3. The NY Jets need to address safety
There are five safeties on the roster this year but zero of them are coming into the 2023 season with any semblance of even above-average play this past season.
Jordan Whitehead was one of the biggest disappointments of the season, finishing 47th in overall PFF grade amongst 89 qualified safeties.
Lamarcus Joyner only made $1.4 million last year, but one could argue he was overpaid too, as he finished 71st in overall PFF grade out of those 89 safeties.
If you watched the games, it should come as no surprise to you that coverage was an issue, as Joyner was 75th in the NFL in PFF coverage grade, despite his team-leading three interceptions.
Whitehead was better in coverage (30th out of 90) but neither were big factors in the run, where Whitehead and Joyner ranked 54th and 59th respectively.
Due to the timing and size of Whitehead's contract, it seems likely that he will be back next year, and the soon-to-be 26-year-old can try to prove that last year was an outlier to what has otherwise been a promising career.
Joyner, on the other hand, is a free agent who I don't expect to be re-signed. The Jets don't appear to have a viable replacement currently on the roster, but perhaps re-signing Will Parks is an indication that they know something we don't.

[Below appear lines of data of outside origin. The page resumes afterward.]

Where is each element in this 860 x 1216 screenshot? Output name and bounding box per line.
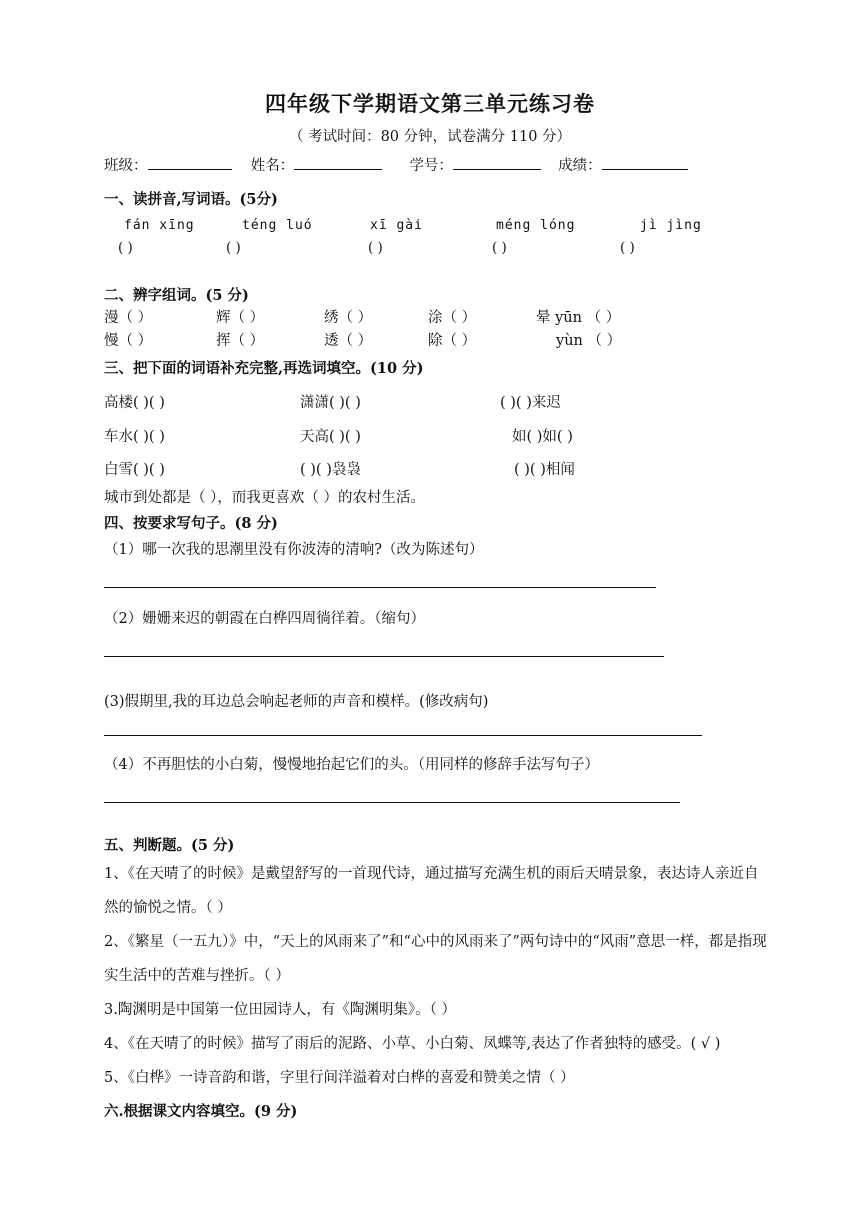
idiom-1-3[interactable]: ( )( )来迟 <box>500 395 561 411</box>
pinyin-1: fán xīng <box>124 218 195 233</box>
pinyin-3: xī gài <box>370 218 423 233</box>
question-4-3: (3)假期里,我的耳边总会响起老师的声音和模样。(修改病句) <box>104 694 489 710</box>
fill-in-sentence[interactable]: 城市到处都是（ ），而我更喜欢（ ）的农村生活。 <box>104 490 425 506</box>
idiom-2-2[interactable]: 天高( )( ) <box>300 429 361 445</box>
answer-line-4-3[interactable] <box>104 735 702 736</box>
answer-line-4-1[interactable] <box>104 587 656 588</box>
word-pair-3a[interactable]: 绣（ ） <box>324 310 373 326</box>
section3-heading: 三、把下面的词语补充完整,再选词填空。(10 分) <box>104 360 424 377</box>
word-pair-1a[interactable]: 漫（ ） <box>104 310 153 326</box>
judgement-item-1[interactable]: 1、《在天晴了的时候》是戴望舒写的一首现代诗，通过描写充满生机的雨后天晴景象，表达诗人亲近自然的愉悦之情。（ ） <box>104 866 759 916</box>
word-pair-2a[interactable]: 辉（ ） <box>216 310 265 326</box>
answer-line-4-2[interactable] <box>104 656 664 657</box>
word-pair-2b[interactable]: 挥（ ） <box>216 333 265 349</box>
answer-bracket-5[interactable]: ( ) <box>620 240 635 256</box>
name-label: 姓名： <box>250 158 295 174</box>
idiom-2-1[interactable]: 车水( )( ) <box>104 429 165 445</box>
pinyin-5: jì jìng <box>640 218 702 233</box>
id-label: 学号： <box>409 158 453 174</box>
judgement-item-3[interactable]: 3.陶渊明是中国第一位田园诗人，有《陶渊明集》。（ ） <box>104 1002 456 1018</box>
class-label: 班级： <box>104 158 148 174</box>
id-blank[interactable] <box>453 154 541 170</box>
section4-heading: 四、按要求写句子。(8 分) <box>104 515 278 532</box>
section1-heading: 一、读拼音,写词语。(5分) <box>104 191 278 208</box>
page-title: 四年级下学期语文第三单元练习卷 <box>265 91 595 116</box>
idiom-3-2[interactable]: ( )( )袅袅 <box>300 462 361 478</box>
idiom-3-1[interactable]: 白雪( )( ) <box>104 462 165 478</box>
score-blank[interactable] <box>602 154 688 170</box>
idiom-1-2[interactable]: 潇潇( )( ) <box>300 395 361 411</box>
answer-bracket-4[interactable]: ( ) <box>492 240 507 256</box>
exam-subtitle: （ 考试时间：80 分钟，试卷满分 110 分） <box>288 129 572 145</box>
answer-line-4-4[interactable] <box>104 802 680 803</box>
score-label: 成绩： <box>558 158 602 174</box>
answer-bracket-1[interactable]: ( ) <box>118 240 133 256</box>
section6-heading: 六.根据课文内容填空。(9 分) <box>104 1103 298 1120</box>
idiom-1-1[interactable]: 高楼( )( ) <box>104 395 165 411</box>
idiom-2-3[interactable]: 如( )如( ) <box>512 429 573 445</box>
judgement-item-5[interactable]: 5、《白桦》一诗音韵和谐，字里行间洋溢着对白桦的喜爱和赞美之情（ ） <box>104 1070 575 1086</box>
student-info-row <box>104 154 688 175</box>
pinyin-2: téng luó <box>242 218 313 233</box>
question-4-1: （1）哪一次我的思潮里没有你波涛的清响?（改为陈述句） <box>104 542 484 558</box>
judgement-item-4[interactable]: 4、《在天晴了的时候》描写了雨后的泥路、小草、小白菊、凤蝶等,表达了作者独特的感受。( √ ) <box>104 1036 721 1052</box>
idiom-3-3[interactable]: ( )( )相闻 <box>514 462 575 478</box>
pinyin-4: méng lóng <box>496 218 576 233</box>
word-pair-1b[interactable]: 慢（ ） <box>104 333 153 349</box>
class-blank[interactable] <box>148 154 232 170</box>
answer-bracket-2[interactable]: ( ) <box>226 240 241 256</box>
word-pair-5a[interactable]: 晕 yūn （ ） <box>536 310 621 326</box>
question-4-4: （4）不再胆怯的小白菊，慢慢地抬起它们的头。（用同样的修辞手法写句子） <box>104 757 599 773</box>
section2-heading: 二、辨字组词。(5 分) <box>104 287 249 304</box>
word-pair-3b[interactable]: 透（ ） <box>324 333 373 349</box>
judgement-item-2[interactable]: 2、《繁星（一五九）》中，“天上的风雨来了”和“心中的风雨来了”两句诗中的“风雨”意思一样，都是指现实生活中的苦难与挫折。（ ） <box>104 934 767 984</box>
section5-heading: 五、判断题。(5 分) <box>104 837 235 854</box>
word-pair-4b[interactable]: 除（ ） <box>428 333 477 349</box>
word-pair-5b[interactable]: yùn （ ） <box>556 333 622 349</box>
word-pair-4a[interactable]: 涂（ ） <box>428 310 477 326</box>
answer-bracket-3[interactable]: ( ) <box>368 240 383 256</box>
name-blank[interactable] <box>294 154 382 170</box>
question-4-2: （2）姗姗来迟的朝霞在白桦四周徜徉着。（缩句） <box>104 611 425 627</box>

My proposed solution here is to draft another Day 2 weapon, this time at safety, to develop into the exact type of player that fits Robert Saleh's scheme.
Saleh actually did this fairly nicely in his first draft, molding college safety Michael Carter II into one of the best slot corners in the league, and converting a few other safeties into linebackers.
With $7 million already allocated to Whitehead, I just don't see Joe Douglas spending the necessary dollars to get a quality talent to play a position that isn't considered a 'premium position' in football. I actually expected them to draft a safety last year, but better late than never.